One must not think ill of the paradox, for the paradox is the passion of thought, and the thinker without paradox is like the lover without passion: a mediocre fellow.

— Søren Kierkegaard, from Philosophical Fragments

At one point in my life I was formally studying philosophy. Not coincidentally, I was also struggling deeply with various aspects of Christianity and religion. Kierkegaard became a hero. He was a troubled soul who was as prolific at journaling as I was, and who shared many of the same intellectual struggles I was contemplating.

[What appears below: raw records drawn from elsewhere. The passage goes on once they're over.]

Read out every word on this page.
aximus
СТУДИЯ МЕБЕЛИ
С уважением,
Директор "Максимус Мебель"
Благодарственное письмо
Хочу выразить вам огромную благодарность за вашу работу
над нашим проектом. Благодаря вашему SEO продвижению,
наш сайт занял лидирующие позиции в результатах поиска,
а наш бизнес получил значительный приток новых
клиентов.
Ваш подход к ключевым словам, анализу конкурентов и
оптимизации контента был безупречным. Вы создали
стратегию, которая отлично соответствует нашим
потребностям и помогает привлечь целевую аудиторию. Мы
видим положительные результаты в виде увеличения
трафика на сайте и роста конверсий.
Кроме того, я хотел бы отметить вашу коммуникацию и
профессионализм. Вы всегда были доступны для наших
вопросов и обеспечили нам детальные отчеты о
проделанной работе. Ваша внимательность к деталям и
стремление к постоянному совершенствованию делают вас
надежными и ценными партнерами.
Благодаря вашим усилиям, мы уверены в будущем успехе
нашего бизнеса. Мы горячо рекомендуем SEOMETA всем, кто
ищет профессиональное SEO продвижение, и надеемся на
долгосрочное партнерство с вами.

I have always relished the paradox. In business, and in life, I welcome conflicting and often contradictory notions. Wrestling with ideas that don’t seem to fit allows me to see all sides of a problem. Trying to resolve the apparent contradictions stretches my mind and forces me into a sort of “due diligence” on a problem to ensure that I have tried all angles for a solution.

Lest you think that contemplating the paradox is impossible, I leave you with the wise and poetic words of Lewis Carol from Through the Looking Glass:

“Alice laughed: “There’s no use trying,” she said; “one can’t believe impossible things.”

“I daresay you haven’t had much practice,” said the Queen. “When I was younger, I always did it for half an hour a day. Why, sometimes I’ve believed as many as six impossible things before breakfast.”